# Permanent Magnet DC Motor Transfer Function

D

#### Damian

I am working on a PMDC motor for which I have found the transfer function to be as follows:

[Kt]/[(sL+R)(sJ+C)+(KtKe)]

Could you please help by showing me the steps on how to convert this to a tranfer function with respect to the electrical and mechnical time constants?

Derivation of the electrical, mechincal time constants and the final simplified transfer function would be of great help... THANKS

T

#### Tom Bullock

My partner, George Younkin, wrote a paper on this. Send me your e-mail address and I'll forward 2 papers on the subject.

Tom

Thomas B. Bullock, President
Bull's Eye Research, Inc.
Fond du Lac, WI 54935-9507
Ph: 920: 929-6544
Fax: 920: 929-9344
E-mail: [email protected]
www.bullseyenet.com

S

#### sreid

If you post a FAX number I will send it to you.

S

#### sreid

Tom,

I'd like a copy for the paper. My email address is

[email protected]

Steven Reid

C

#### Curt Wilson

First, remember that the concepts of mechanical and electrical time constants are approximations here -- that they are not truly independent in this context.

To see where the mechanical time constant concept comes from, assume that the inductance L is so small that it can be ignored (set L to 0). This is assuming that the current response to a voltage step is so quick that it is effectively a step as well. Your denominator reduces to:

s + (Ke*Kt)/(J*R)

which is s + 1/Tm. (This assumes that C -- which I think you mean is a mechanical damping term -- is also 0.)

Next, assume you had a locked rotor so the motor could not move (no back EMF). In this case, your current would react to a voltage step with an electrical time constant of L/R.

Finally, assume your transfer function is composed of independent electrical and mechanical time constants.
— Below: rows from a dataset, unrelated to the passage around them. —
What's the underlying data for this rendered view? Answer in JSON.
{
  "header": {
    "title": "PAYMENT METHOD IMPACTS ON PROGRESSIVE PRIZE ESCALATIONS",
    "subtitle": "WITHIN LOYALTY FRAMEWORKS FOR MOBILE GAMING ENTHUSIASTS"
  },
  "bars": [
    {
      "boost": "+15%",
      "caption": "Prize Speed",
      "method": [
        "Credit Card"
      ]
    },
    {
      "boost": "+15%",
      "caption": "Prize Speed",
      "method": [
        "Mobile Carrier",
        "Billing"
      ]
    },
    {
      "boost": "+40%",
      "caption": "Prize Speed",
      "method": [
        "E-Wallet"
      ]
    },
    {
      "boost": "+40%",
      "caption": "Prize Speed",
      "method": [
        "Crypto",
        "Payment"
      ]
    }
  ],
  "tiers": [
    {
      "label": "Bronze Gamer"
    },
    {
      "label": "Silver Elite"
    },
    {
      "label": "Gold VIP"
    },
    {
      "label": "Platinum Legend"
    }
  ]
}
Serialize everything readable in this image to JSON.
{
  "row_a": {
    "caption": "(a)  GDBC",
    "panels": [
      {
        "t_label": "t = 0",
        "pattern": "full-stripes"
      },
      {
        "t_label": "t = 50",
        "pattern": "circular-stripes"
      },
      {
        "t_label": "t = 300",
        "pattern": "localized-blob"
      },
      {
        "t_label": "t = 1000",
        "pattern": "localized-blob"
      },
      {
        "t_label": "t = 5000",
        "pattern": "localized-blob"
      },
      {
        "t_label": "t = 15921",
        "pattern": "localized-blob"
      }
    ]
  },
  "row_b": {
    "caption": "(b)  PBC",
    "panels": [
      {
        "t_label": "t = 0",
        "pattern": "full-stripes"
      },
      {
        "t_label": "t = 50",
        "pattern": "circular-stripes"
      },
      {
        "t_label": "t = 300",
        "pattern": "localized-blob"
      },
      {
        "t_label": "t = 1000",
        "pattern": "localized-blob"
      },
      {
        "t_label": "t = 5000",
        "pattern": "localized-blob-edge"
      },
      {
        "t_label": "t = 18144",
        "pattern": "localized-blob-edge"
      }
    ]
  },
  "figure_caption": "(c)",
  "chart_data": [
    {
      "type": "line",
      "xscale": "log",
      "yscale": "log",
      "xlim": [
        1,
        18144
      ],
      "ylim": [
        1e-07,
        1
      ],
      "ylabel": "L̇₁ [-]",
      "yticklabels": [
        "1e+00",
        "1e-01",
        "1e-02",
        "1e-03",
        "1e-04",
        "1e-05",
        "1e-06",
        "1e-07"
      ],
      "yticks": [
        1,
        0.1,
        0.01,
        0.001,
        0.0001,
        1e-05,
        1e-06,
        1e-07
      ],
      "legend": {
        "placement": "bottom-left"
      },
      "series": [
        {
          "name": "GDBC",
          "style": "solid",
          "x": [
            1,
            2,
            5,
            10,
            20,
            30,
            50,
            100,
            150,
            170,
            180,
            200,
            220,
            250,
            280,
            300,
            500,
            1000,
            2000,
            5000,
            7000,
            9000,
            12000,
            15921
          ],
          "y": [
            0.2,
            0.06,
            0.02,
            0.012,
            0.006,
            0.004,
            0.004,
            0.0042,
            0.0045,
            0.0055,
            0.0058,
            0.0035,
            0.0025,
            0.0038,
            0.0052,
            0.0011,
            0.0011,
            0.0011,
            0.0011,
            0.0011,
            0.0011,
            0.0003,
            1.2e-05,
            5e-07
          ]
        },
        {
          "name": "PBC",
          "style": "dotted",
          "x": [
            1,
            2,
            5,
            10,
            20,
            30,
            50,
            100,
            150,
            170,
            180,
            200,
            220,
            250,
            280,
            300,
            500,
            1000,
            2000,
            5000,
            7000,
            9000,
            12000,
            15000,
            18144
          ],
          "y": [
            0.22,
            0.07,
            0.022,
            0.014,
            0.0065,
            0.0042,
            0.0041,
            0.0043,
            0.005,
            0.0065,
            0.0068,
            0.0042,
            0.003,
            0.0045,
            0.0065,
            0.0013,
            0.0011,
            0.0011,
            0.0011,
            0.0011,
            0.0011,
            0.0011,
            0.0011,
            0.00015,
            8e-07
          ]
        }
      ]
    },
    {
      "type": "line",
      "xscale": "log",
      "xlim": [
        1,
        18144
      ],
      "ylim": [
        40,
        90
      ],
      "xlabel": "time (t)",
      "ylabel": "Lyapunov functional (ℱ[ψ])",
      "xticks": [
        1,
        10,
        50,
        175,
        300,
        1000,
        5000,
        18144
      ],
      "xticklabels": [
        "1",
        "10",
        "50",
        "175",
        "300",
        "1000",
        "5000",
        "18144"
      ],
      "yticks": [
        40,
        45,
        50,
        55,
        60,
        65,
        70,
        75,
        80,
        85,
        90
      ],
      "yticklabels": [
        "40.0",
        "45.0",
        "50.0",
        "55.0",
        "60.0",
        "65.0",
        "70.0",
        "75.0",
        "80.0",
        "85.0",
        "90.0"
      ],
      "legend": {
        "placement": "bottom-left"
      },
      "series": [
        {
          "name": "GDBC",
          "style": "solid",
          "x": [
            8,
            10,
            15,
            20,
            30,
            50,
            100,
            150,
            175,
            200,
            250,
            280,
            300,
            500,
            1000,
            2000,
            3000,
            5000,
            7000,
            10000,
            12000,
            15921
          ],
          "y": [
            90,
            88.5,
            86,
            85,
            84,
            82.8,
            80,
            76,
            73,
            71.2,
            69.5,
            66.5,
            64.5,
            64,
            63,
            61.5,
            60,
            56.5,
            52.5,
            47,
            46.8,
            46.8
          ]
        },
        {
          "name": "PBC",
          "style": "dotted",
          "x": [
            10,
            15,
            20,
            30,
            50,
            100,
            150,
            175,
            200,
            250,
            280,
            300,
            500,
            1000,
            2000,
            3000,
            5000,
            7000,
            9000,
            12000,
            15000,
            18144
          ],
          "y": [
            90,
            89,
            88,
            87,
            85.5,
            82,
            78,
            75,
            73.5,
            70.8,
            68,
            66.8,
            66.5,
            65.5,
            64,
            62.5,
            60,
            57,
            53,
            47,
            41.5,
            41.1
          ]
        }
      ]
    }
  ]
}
You would have a transfer function of:

1 / [Ke * (Te*s + 1) * (Tm*s + 1)]

Process the denominator until you get it in the form:

s^2 + As + B

The B term will be

R/L + (Ke*Kt)/(JL)

In the real transfer function, this term is just R/L. But if R/L is much bigger than the other term, which it usually is, you have a reasonable approximation.

Curt Wilson
Delta Tau Data Systems

C

#### Curt Wilson

Sorry -- In the above post, I meant to say:

The B term will be

(Ke*Kt)/(JL)

the same as in the actual transfer function.

The A term will be

R/L + (Ke*Kt)/(JR)

In the real transfer function, this term is just R/L...

Curt Wilson
Delta Tau Data Systems